Advogado(s) do reclamado: SUELLEN PONCELL DO NASCIMENTO DUARTE RELATOR(A): Desembargador JOSÉ JAMES GOMES PEREIRA EMENTA: APELAÇÕES CÍVEIS.
CONTRATO DE EMPRÉSTIMO CONSIGNADO.
EXISTÊNCIA E VALIDADE COMPROVADAS.
TRANSFERÊNCIA EFETIVADA.
AUSÊNCIA DE VÍCIO DE CONSENTIMENTO.
AGENTE CAPAZ.
NEGÓCIO JURÍDICO VÁLIDO.
I.
Apelações cíveis interpostas por MARIA ALVES MENDES DOS SANTOS e BANCO CELETEM S/A contra sentença proferida pelo Juízo da 2ª Vara da Comarca de Campo Maior, nos autos de ação declaratória de inexistência de débito c/c repetição de indébito e indenização por danos morais.
O autor alegou desconhecer a contratação do empréstimo, apontando descontos indevidos em seu benefício previdenciário.
O banco, por sua vez, pleiteou a improcedência dos pedidos iniciais.
II.
A instituição financeira junta aos autos o contrato de empréstimo, devidamente assinado, e o comprovante de transferência dos valores contratados para a conta do autor, demonstrando a existência e validade do negócio jurídico.
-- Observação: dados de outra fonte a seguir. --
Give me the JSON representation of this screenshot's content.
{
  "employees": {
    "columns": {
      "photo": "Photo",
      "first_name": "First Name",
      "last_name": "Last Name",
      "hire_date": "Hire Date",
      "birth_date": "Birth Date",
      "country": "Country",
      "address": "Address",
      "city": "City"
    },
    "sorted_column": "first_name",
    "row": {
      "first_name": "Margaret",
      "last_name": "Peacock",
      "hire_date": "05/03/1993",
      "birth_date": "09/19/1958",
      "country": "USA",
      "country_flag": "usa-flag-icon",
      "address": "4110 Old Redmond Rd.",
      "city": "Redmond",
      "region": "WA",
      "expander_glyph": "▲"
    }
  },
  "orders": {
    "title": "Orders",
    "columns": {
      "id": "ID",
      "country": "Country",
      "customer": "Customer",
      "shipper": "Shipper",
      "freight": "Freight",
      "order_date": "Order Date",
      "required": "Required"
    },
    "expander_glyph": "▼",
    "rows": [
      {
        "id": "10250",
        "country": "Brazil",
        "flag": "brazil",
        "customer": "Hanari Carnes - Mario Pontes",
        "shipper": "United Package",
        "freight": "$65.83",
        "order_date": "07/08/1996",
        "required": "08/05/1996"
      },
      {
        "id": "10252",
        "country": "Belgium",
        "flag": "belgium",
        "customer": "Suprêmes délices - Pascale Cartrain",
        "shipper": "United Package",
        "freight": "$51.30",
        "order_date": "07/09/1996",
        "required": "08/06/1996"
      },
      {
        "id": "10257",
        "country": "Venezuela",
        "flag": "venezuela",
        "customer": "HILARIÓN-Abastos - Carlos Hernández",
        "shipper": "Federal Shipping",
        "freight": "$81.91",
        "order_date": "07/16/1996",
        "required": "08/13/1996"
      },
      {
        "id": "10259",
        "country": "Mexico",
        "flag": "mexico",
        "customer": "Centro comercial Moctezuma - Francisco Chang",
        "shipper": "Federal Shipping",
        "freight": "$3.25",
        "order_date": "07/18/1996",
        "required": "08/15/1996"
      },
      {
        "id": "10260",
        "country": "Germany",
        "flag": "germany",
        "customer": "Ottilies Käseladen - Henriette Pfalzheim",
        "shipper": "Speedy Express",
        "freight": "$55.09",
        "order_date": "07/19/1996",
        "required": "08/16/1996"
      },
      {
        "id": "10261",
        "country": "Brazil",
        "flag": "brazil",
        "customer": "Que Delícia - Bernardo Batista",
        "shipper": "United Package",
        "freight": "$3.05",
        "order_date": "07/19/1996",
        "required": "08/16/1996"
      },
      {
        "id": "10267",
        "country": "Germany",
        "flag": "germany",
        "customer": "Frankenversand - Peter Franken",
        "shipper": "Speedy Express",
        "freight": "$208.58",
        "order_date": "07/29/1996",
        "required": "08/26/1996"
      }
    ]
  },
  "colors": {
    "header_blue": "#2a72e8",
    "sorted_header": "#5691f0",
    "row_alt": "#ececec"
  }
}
O contrato apresentado atende aos requisitos legais previstos no art. 104 do Código Civil, não havendo indícios de coação, fraude ou incapacidade da parte autora, tampouco de vício que comprometa a manifestação de vontade.
III.
A alegação de ausência de contratação revela-se infundada diante das provas documentais acostadas, que demonstram não apenas a formalização do contrato, mas também o efetivo cumprimento da obrigação assumida pela instituição financeira.
A simples negativa genérica da parte autora, desacompanhada de provas idôneas, não é suficiente para desconstituir negócio jurídico regularmente celebrado e executado.
Inexistindo ilicitude ou falha na prestação do serviço, afasta-se a configuração de danos morais ou materiais indenizáveis, não sendo possível imputar ao banco qualquer conduta antijurídica.
III.
Recurso do autor improvido.
Recurso do banco provido.
DECISÃO: Acordam os componentes do(a) 2ª Câmara Especializada Cível do Tribunal de Justiça do Estado do Piauí, por unanimidade, votar pelo conhecimento das apelacoes interpostas, julgando pelo IMPROVIMENTO do apelo da parte autora e pelo PROVIMENTO do apelo do banco reformando da r. sentenca prolatada pelo Juizo a quo em sua integralidade, a fim de se julgar totalmente improcedentes os pedidos formulados pela parte autora, retirando assim a condenacao por danos morais e materiais.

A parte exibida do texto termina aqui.